In link format, users see additional information about a link like a headline and meta description. Here’s what a link post looks like:
Photo posts with the URL in the caption don’t display that information. They just have a photo and a caption that contains a link. Here’s what a photo post that includes a URL in the caption looks like:
In the past, we’ve recommended posting URLs in photo format. This is because photo posts with URLs were displayed much more prominently in the News Feed compared with link posts, which pulled in a thumbnail image that was much smaller than a photo image. Check out how the two compared:
(Note: This screenshot was taken from 2012 — now, link updates can have a much more prominent photo.)
Plus, the study we conducted in 2012 that photos on Facebook Pages received 53% more Likes and 104% more comments than the average post.
Two years later, Facebook says it’s finding people actually prefer to click on URLs displayed in text posts, rather than URLs in photo captions. As a result, Facebook will now be prioritizing showing links in link format over photo format.

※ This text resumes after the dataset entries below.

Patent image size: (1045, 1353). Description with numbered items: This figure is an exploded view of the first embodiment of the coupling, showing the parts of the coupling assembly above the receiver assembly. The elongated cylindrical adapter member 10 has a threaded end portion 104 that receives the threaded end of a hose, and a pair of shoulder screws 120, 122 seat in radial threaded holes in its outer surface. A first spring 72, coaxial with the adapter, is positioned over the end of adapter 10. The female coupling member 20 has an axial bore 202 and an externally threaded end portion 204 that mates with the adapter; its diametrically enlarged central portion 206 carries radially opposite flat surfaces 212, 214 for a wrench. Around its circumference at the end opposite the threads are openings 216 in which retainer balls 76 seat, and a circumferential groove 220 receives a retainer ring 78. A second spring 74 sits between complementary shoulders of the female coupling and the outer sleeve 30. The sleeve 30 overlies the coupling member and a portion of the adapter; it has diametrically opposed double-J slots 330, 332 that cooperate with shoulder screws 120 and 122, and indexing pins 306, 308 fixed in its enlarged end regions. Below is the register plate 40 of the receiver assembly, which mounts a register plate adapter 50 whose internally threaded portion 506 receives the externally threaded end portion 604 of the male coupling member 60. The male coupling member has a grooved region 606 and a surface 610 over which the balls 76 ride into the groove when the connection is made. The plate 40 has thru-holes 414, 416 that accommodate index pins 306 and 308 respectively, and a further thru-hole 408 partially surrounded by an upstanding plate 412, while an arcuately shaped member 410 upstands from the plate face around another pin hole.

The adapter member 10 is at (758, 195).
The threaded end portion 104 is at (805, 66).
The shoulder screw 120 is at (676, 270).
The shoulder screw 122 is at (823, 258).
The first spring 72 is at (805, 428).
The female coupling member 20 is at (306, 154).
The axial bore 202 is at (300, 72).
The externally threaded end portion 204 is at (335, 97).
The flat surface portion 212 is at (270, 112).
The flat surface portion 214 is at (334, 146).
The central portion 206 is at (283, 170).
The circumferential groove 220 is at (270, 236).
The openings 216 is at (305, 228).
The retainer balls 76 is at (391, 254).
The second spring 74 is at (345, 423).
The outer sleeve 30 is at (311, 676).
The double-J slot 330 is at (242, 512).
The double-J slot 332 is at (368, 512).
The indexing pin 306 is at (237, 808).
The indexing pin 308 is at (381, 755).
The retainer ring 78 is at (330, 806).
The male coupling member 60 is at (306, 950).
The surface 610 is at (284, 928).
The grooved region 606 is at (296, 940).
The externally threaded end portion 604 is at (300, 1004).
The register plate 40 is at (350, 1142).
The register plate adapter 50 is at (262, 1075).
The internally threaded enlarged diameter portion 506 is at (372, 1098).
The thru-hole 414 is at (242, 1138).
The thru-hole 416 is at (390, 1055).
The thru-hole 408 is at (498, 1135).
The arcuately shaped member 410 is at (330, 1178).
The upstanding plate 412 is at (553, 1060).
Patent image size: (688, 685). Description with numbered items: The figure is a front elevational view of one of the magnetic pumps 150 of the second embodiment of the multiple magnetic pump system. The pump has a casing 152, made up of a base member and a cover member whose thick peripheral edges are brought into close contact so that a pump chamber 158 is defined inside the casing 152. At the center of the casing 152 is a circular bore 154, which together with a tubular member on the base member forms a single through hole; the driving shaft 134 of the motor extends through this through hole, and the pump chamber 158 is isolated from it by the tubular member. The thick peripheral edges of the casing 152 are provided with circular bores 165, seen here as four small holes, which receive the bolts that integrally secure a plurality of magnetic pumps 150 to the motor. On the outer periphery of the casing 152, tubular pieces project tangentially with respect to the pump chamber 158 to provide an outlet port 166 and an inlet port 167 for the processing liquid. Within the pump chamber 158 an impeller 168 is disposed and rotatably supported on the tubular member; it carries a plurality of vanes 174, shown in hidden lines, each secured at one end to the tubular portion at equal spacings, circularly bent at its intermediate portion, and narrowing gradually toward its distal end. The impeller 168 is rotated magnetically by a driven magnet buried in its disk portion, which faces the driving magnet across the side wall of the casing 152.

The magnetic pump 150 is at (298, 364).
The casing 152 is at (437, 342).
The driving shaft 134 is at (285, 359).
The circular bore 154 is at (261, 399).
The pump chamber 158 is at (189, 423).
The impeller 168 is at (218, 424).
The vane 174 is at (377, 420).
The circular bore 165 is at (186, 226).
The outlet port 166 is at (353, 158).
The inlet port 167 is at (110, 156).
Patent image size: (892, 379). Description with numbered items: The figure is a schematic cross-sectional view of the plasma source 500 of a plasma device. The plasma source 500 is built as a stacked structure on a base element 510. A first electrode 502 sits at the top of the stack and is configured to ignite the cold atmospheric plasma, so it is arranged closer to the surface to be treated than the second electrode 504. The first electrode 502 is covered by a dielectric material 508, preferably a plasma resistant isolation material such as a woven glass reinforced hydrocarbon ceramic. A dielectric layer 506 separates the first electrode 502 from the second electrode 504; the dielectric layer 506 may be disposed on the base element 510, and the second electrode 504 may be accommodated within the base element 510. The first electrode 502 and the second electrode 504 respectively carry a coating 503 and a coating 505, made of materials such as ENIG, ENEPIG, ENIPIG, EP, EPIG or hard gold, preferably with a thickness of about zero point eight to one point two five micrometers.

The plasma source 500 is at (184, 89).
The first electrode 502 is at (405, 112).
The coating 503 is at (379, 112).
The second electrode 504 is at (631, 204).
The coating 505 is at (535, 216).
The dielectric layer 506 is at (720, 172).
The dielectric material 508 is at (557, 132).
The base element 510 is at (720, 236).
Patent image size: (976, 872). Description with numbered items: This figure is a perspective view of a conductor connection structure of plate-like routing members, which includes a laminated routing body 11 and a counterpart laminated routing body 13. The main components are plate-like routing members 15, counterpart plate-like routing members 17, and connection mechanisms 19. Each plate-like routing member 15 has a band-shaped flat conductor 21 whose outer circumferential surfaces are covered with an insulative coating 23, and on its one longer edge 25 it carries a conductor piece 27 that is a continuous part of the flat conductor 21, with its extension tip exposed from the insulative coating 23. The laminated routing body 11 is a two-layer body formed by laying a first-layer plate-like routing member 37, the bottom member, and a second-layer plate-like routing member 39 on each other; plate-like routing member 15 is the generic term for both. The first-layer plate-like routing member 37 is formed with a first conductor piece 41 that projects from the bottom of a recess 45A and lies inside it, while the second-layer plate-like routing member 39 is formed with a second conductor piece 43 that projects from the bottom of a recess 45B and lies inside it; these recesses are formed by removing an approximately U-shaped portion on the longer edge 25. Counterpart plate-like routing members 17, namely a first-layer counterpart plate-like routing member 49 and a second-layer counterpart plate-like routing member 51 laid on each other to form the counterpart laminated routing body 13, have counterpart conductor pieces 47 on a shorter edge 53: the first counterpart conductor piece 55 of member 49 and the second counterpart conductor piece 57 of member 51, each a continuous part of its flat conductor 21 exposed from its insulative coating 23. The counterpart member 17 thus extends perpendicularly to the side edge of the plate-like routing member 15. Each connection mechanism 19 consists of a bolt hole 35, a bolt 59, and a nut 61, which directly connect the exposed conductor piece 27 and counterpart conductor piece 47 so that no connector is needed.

This doesn’t necessarily mean you should stop posting photo posts altogether — it just means that when you want people to visit a link via your Facebook Page, you should post in the link format, not in the photo format with a URL in the caption.
By Facebook’s definition, “click-baiting” is “when a publisher posts a link with a headline that encourages people to click to see more, without telling them much information about what they will see.” Here’s an example:
Irresistible headlines like these draw people to click on them more often, which causes them to take over users’ News Feeds even if the article itself isn’t interesting. Facebook says it found that users prefer headlines that help them decide whether they want to read the full article before they click through about 80% of the time.
For brands that rely on click-bait headlines to drive traffic to their website, they will likely see their distribution decrease with Facebook’s new policy. Facebook will devalue content that gets high clickthrough rates, but low on-site reading time or low discussion about it on Facebook.
Both of these updates are pretty straightforward for marketers — luckily, Facebook was pretty clear about what to do and what not to do. So going forward, we should 1) Use link post formats when we want to share links on our Page, and 2) Write clear headlines that communicate what articles are really about.
Are you surprised by either of these updates?